It’s annoying when people assume you know nothing, just because you’re young.
As someone who entered high school at age 12, I’m only too familiar with this annoyance.
In high school, I had classes with girls who gushed about football players, while I still thought boys had cooties. In college, many of my fellow students are older by a decade and have children of their own or bachelor’s degrees.
I just got my driver’s license.
Talk about a generation gap.
Just the other day, when carpooling to a journalism conference, I mentioned liking rap, only to be told I had no taste in music. Someone then shoved a CD into the player, and the car was flooded with a wistful keening of bells, harps and flutes.
Well, excuse me, but I’d take Jay-Z over a Celtic hymn any day.
College is starting to make me feel inferior because people tend to tell me what I should know, and I can’t be the crazy, loud girl I was in high school because everyone is so “mature.”
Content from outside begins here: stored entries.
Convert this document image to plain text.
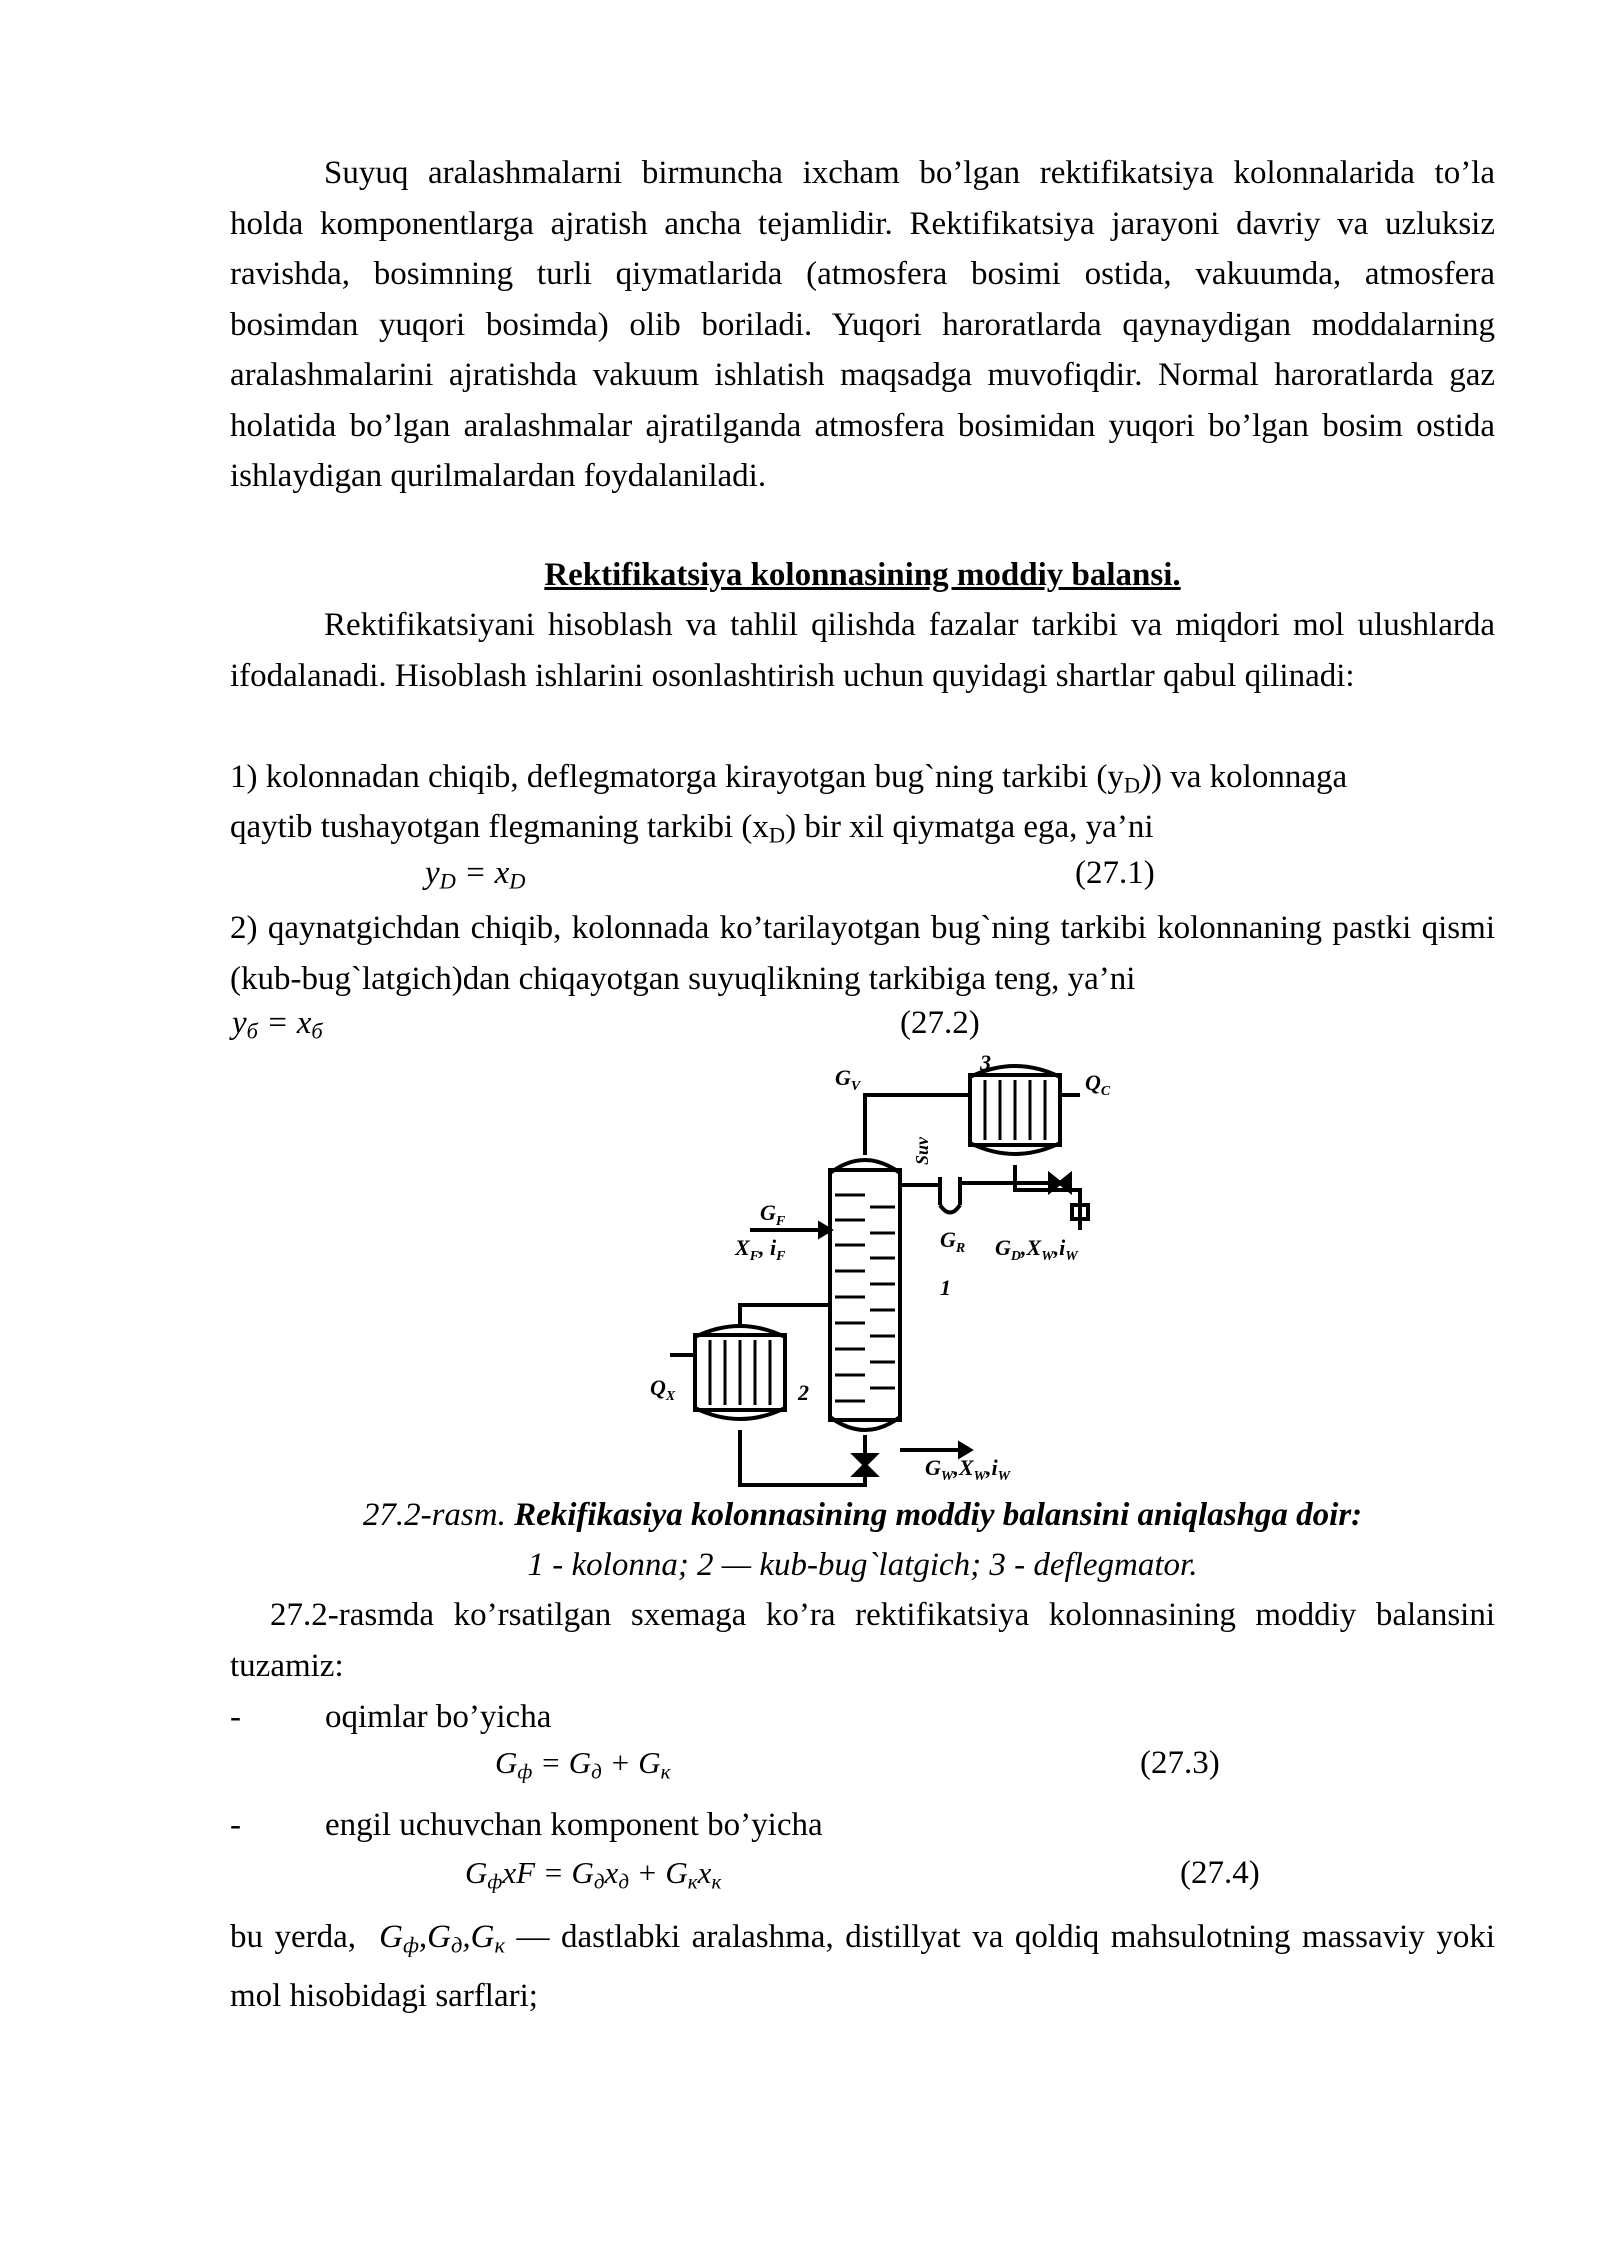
Suyuq aralashmalarni birmuncha ixcham bo’lgan rektifikatsiya kolonnalarida to’la holda komponentlarga ajratish ancha tejamlidir. Rektifikatsiya jarayoni davriy va uzluksiz ravishda, bosimning turli qiymatlarida (atmosfera bosimi ostida, vakuumda, atmosfera bosimdan yuqori bosimda) olib boriladi. Yuqori haroratlarda qaynaydigan moddalarning aralashmalarini ajratishda vakuum ishlatish maqsadga muvofiqdir. Normal haroratlarda gaz holatida bo’lgan aralashmalar ajratilganda atmosfera bosimidan yuqori bo’lgan bosim ostida ishlaydigan qurilmalardan foydalaniladi.
Rektifikatsiya kolonnasining moddiy balansi.
Rektifikatsiyani hisoblash va tahlil qilishda fazalar tarkibi va miqdori mol ulushlarda ifodalanadi. Hisoblash ishlarini osonlashtirish uchun quyidagi shartlar qabul qilinadi:
1) kolonnadan chiqib, deflegmatorga kirayotgan bug`ning tarkibi $(y_D)$) va kolonnaga
qaytib tushayotgan flegmaning tarkibi $(x_D)$ bir xil qiymatga ega, ya’ni
$y_D = x_D$	(27.1)
2) qaynatgichdan chiqib, kolonnada ko’tarilayotgan bug`ning tarkibi kolonnaning pastki qismi (kub-bug`latgich)dan chiqayotgan suyuqlikning tarkibiga teng, ya’ni
$y_б = x_б$	(27.2)
$G_V$
3
$Q_C$
Suv
$G_F$
$X_F$, $i_F$
$G_R$ $G_D,X_W,i_W$
1
$Q_X$	2
$G_W,X_W,i_W$
27.2-rasm. Rekifikasiya kolonnasining moddiy balansini aniqlashga doir:
1 - kolonna; 2 — kub-bug`latgich; 3 - deflegmator.
27.2-rasmda ko’rsatilgan sxemaga ko’ra rektifikatsiya kolonnasining moddiy balansini tuzamiz:
-	oqimlar bo’yicha
$G_ф = G_д + G_к$	(27.3)
-	engil uchuvchan komponent bo’yicha
$G_фxF = G_дx_д + G_кx_к$	(27.4)
bu yerda, $G_ф,G_д,G_к$ — dastlabki aralashma, distillyat va qoldiq mahsulotning massaviy yoki mol hisobidagi sarflari;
The thing is, I do lag behind most college students in a psychological sense. I am younger by at least a couple of years, so I have to work twice as hard to learn things other people already know.
For example, I am not interested in the presidential election – political speeches are my sandman – and I’m not old enough to vote.
But, hey, I know a lot of things, too. I’ve been all over the world (save for Antarctica), and I’ve lived a lifetime in less than 20 years. I cook, I clean, I run the household and I have a 4.0 to boot.
It would be great if people stopped hounding me about the things I don’t know – like who Bob Marley is.
It would be even better if youth no longer equaled stupid in some people’s eyes.
As the Bible says, “Don’t let anyone look down on you because you are young.”
I still have a curfew, I’ve never had a job, I don’t drink and I hold my breath every time I walk through smoker central in the Main Quad.
I may not know what the ’80s were like, but it’s the youth who sometimes have the most to offer.